Lockheed Martin Corp. said yesterday it would buy Sikorsky Aircraft, the helicopter unit of United Technologies Corp., for $9 billion, and would review the possible sale or spinoff of $6 billion in other information technology and services businesses.

The Pentagon’s largest supplier said the net cost of the Sikorsky deal was around $7.1 billion, taking into account tax benefits resulting from the transaction.

Lockheed also reported higher earnings and revenue for the second quarter.

The deal cements Lockheed’s dominance in weapons making and opens key new foreign markets for the company, which dwarves its nearest competitors, the defence business of Boeing Co. and Northrop Grumman Corp.

“Sikorsky is a natural fit for Lockheed Martin and complements our broad portfolio of world-class aerospace and defence products and technologies,” Lockheed chief executive Marillyn Hewson said in a statement.

Lockheed, which makes F-35 fighter jets, naval ships and high-end government satellites, said the purchase would have no impact on its commitment to return cash to shareholders through dividends and to reduce outstanding share count to below 300 million shares by the end of 2017.

It said it repurchased 4.9 million shares for $937 million in the quarter, up from 0.8 million shares for $124 million in the year earlier period.

Lockheed said it would align Sikorsky under its mission systems and training business, which had already worked closely with Sikorsky on several helicopter programs.

The company expects to close the transaction by late in the fourth quarter of this year, or early in 2016, depending on regulatory approvals.

It said it would complete a strategic review of its government IT infrastructure services business and the technical services business within its missiles and fire control segment by the end of the year, units with about 17,000 employees.

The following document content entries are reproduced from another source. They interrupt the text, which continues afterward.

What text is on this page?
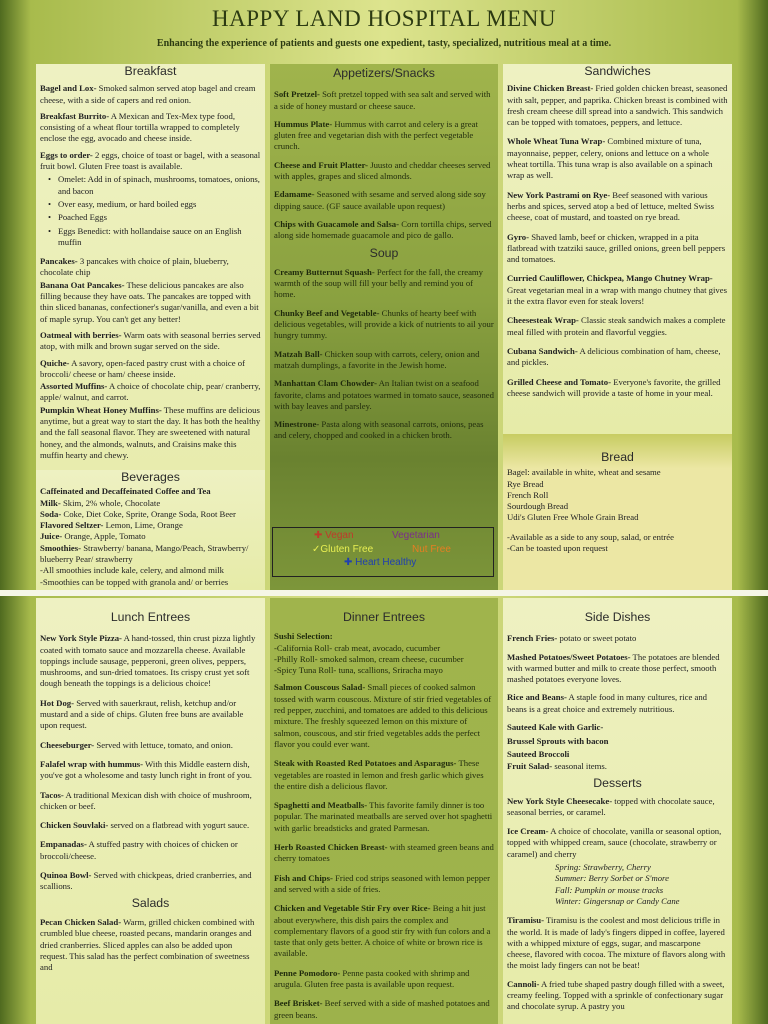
HAPPY LAND HOSPITAL MENU
Enhancing the experience of patients and guests one expedient, tasty, specialized, nutritious meal at a time.
Breakfast
Bagel and Lox- Smoked salmon served atop bagel and cream cheese, with a side of capers and red onion.
Breakfast Burrito- A Mexican and Tex-Mex type food, consisting of a wheat flour tortilla wrapped to completely enclose the egg, avocado and cheese inside.
Eggs to order- 2 eggs, choice of toast or bagel, with a seasonal fruit bowl. Gluten Free toast is available.
• Omelet: Add in of spinach, mushrooms, tomatoes, onions, and bacon
• Over easy, medium, or hard boiled eggs
• Poached Eggs
• Eggs Benedict: with hollandaise sauce on an English muffin
Pancakes- 3 pancakes with choice of plain, blueberry, chocolate chip
Banana Oat Pancakes- These delicious pancakes are also filling because they have oats. The pancakes are topped with thin sliced bananas, confectioner's sugar/vanilla, and even a bit of maple syrup. You can't get any better!
Oatmeal with berries- Warm oats with seasonal berries served atop, with milk and brown sugar served on the side.
Quiche- A savory, open-faced pastry crust with a choice of broccoli/ cheese or ham/ cheese inside.
Assorted Muffins- A choice of chocolate chip, pear/ cranberry, apple/ walnut, and carrot.
Pumpkin Wheat Honey Muffins- These muffins are delicious anytime, but a great way to start the day. It has both the healthy and the fall seasonal flavor. They are sweetened with natural honey, and the almonds, walnuts, and Craisins make this muffin hearty and chewy.
Beverages
Caffeinated and Decaffeinated Coffee and Tea
Milk- Skim, 2% whole, Chocolate
Soda- Coke, Diet Coke, Sprite, Orange Soda, Root Beer
Flavored Seltzer- Lemon, Lime, Orange
Juice- Orange, Apple, Tomato
Smoothies- Strawberry/ banana, Mango/Peach, Strawberry/ blueberry Pear/ strawberry
-All smoothies include kale, celery, and almond milk
-Smoothies can be topped with granola and/ or berries
Appetizers/Snacks
Soft Pretzel- Soft pretzel topped with sea salt and served with a side of honey mustard or cheese sauce.
Hummus Plate- Hummus with carrot and celery is a great gluten free and vegetarian dish with the perfect vegetable crunch.
Cheese and Fruit Platter- Juusto and cheddar cheeses served with apples, grapes and sliced almonds.
Edamame- Seasoned with sesame and served along side soy dipping sauce. (GF sauce available upon request)
Chips with Guacamole and Salsa- Corn tortilla chips, served along side homemade guacamole and pico de gallo.
Soup
Creamy Butternut Squash- Perfect for the fall, the creamy warmth of the soup will fill your belly and remind you of home.
Chunky Beef and Vegetable- Chunks of hearty beef with delicious vegetables, will provide a kick of nutrients to ail your hungry tummy.
Matzah Ball- Chicken soup with carrots, celery, onion and matzah dumplings, a favorite in the Jewish home.
Manhattan Clam Chowder- An Italian twist on a seafood favorite, clams and potatoes warmed in tomato sauce, seasoned with bay leaves and parsley.
Minestrone- Pasta along with seasonal carrots, onions, peas and celery, chopped and cooked in a chicken broth.
✚ Vegan	Vegetarian
✓Gluten Free	Nut Free
✚ Heart Healthy
Sandwiches
Divine Chicken Breast- Fried golden chicken breast, seasoned with salt, pepper, and paprika. Chicken breast is combined with fresh cream cheese dill spread into a sandwich. This sandwich can be topped with tomatoes, peppers, and lettuce.
Whole Wheat Tuna Wrap- Combined mixture of tuna, mayonnaise, pepper, celery, onions and lettuce on a whole wheat tortilla. This tuna wrap is also available on a spinach wrap as well.
New York Pastrami on Rye- Beef seasoned with various herbs and spices, served atop a bed of lettuce, melted Swiss cheese, coat of mustard, and toasted on rye bread.
Gyro- Shaved lamb, beef or chicken, wrapped in a pita flatbread with tzatziki sauce, grilled onions, green bell peppers and tomatoes.
Curried Cauliflower, Chickpea, Mango Chutney Wrap- Great vegetarian meal in a wrap with mango chutney that gives it the extra flavor even for steak lovers!
Cheesesteak Wrap- Classic steak sandwich makes a complete meal filled with protein and flavorful veggies.
Cubana Sandwich- A delicious combination of ham, cheese, and pickles.
Grilled Cheese and Tomato- Everyone's favorite, the grilled cheese sandwich will provide a taste of home in your meal.
Bread
Bagel: available in white, wheat and sesame
Rye Bread
French Roll
Sourdough Bread
Udi's Gluten Free Whole Grain Bread
-Available as a side to any soup, salad, or entrée
-Can be toasted upon request
Lunch Entrees
New York Style Pizza- A hand-tossed, thin crust pizza lightly coated with tomato sauce and mozzarella cheese. Available toppings include sausage, pepperoni, green olives, peppers, mushrooms, and sun-dried tomatoes. Its crispy crust yet soft dough beneath the toppings is a delicious choice!
Hot Dog- Served with sauerkraut, relish, ketchup and/or mustard and a side of chips. Gluten free buns are available upon request.
Cheeseburger- Served with lettuce, tomato, and onion.
Falafel wrap with hummus- With this Middle eastern dish, you've got a wholesome and tasty lunch right in front of you.
Tacos- A traditional Mexican dish with choice of mushroom, chicken or beef.
Chicken Souvlaki- served on a flatbread with yogurt sauce.
Empanadas- A stuffed pastry with choices of chicken or broccoli/cheese.
Quinoa Bowl- Served with chickpeas, dried cranberries, and scallions.
Salads
Pecan Chicken Salad- Warm, grilled chicken combined with crumbled blue cheese, roasted pecans, mandarin oranges and dried cranberries. Sliced apples can also be added upon request. This salad has the perfect combination of sweetness and
Dinner Entrees
Sushi Selection:
-California Roll- crab meat, avocado, cucumber
-Philly Roll- smoked salmon, cream cheese, cucumber
-Spicy Tuna Roll- tuna, scallions, Sriracha mayo
Salmon Couscous Salad- Small pieces of cooked salmon tossed with warm couscous. Mixture of stir fried vegetables of red pepper, zucchini, and tomatoes are added to this delicious mixture. The freshly squeezed lemon on this mixture of salmon, couscous, and stir fried vegetables adds the perfect flavor you could ever want.
Steak with Roasted Red Potatoes and Asparagus- These vegetables are roasted in lemon and fresh garlic which gives the entire dish a delicious flavor.
Spaghetti and Meatballs- This favorite family dinner is too popular. The marinated meatballs are served over hot spaghetti with garlic breadsticks and grated Parmesan.
Herb Roasted Chicken Breast- with steamed green beans and cherry tomatoes
Fish and Chips- Fried cod strips seasoned with lemon pepper and served with a side of fries.
Chicken and Vegetable Stir Fry over Rice- Being a hit just about everywhere, this dish pairs the complex and complementary flavors of a good stir fry with fun colors and a taste that only gets better. A choice of white or brown rice is available.
Penne Pomodoro- Penne pasta cooked with shrimp and arugula. Gluten free pasta is available upon request.
Beef Brisket- Beef served with a side of mashed potatoes and green beans.
Side Dishes
French Fries- potato or sweet potato
Mashed Potatoes/Sweet Potatoes- The potatoes are blended with warmed butter and milk to create those perfect, smooth mashed potatoes everyone loves.
Rice and Beans- A staple food in many cultures, rice and beans is a great choice and extremely nutritious.
Sauteed Kale with Garlic-
Brussel Sprouts with bacon
Sauteed Broccoli
Fruit Salad- seasonal items.
Desserts
New York Style Cheesecake- topped with chocolate sauce, seasonal berries, or caramel.
Ice Cream- A choice of chocolate, vanilla or seasonal option, topped with whipped cream, sauce (chocolate, strawberry or caramel) and cherry
Spring: Strawberry, Cherry
Summer: Berry Sorbet or S'more
Fall: Pumpkin or mouse tracks
Winter: Gingersnap or Candy Cane
Tiramisu- Tiramisu is the coolest and most delicious trifle in the world. It is made of lady's fingers dipped in coffee, layered with a whipped mixture of eggs, sugar, and mascarpone cheese, flavored with cocoa. The mixture of flavors along with the moist lady fingers can not be beat!
Cannoli- A fried tube shaped pastry dough filled with a sweet, creamy feeling. Topped with a sprinkle of confectionary sugar and chocolate syrup. A pastry you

The company will retain services businesses focussed on defence and intelligence customers.

UTC said proceeds from the sale of its helicopter unit would fund more share buybacks to offset the earnings impact from the departure of Sikorsky. Its board authorised a share buyback of up to 75 million shares, which would be worth about $8.3 billion based on Friday’s closing price, the company said.

“Exiting the helicopter business will allow UTC to better focus on providing high-technology systems and services to the aerospace and building industries and to deliver improved and sustained value to our customers and shareowners,” UTC chief executive Greg Hayes said in a statement.